Powerful politician says things he thinks will never become public.
What he says becomes public.
Public gets upset.
Politician says he’s sorry.
Big debate follows.
Harry Reid isn’t talkative. But the Senate majority leader chatted freely with the two disarmingly charming book authors who came to his office at the Capitol shortly after the 2008 election.
They — and their tape recorder — were soaking in his reminiscences about the wild campaign that had turned a backbencher in his caucus into president of the United States.
Reid wasn’t on guard — perhaps because he’d been told by his staff that the meeting would be “off the record,” according to a person with knowledge of the exchange.
Although Reid is a master of the Senate’s mysterious inside game, he’s often botched the outside game because of what one colleague calls a “penchant for saying things without a filter.”

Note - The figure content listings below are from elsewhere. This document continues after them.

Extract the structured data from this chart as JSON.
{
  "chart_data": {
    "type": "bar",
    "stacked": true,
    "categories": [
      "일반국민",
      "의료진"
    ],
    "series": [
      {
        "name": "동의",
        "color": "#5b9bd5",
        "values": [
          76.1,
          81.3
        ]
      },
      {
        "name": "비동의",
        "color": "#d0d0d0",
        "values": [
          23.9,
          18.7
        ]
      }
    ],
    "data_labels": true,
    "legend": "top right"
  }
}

But Jim Manley, Reid’s senior communications adviser, wasn’t too worried as he and his boss sat down with John Heilemann of New York Magazine and Mark Halperin of Time magazine — two veteran reporters who were working on what their publisher had billed as “a sweeping, novelistic, and ultimately definitive portrait” of the 2008 race.
Like virtually every Washington political insider, Manley had a long and warm relationship with Halperin, the longtime political director for ABC News who once set conventional wisdom in Washington with “The Note.”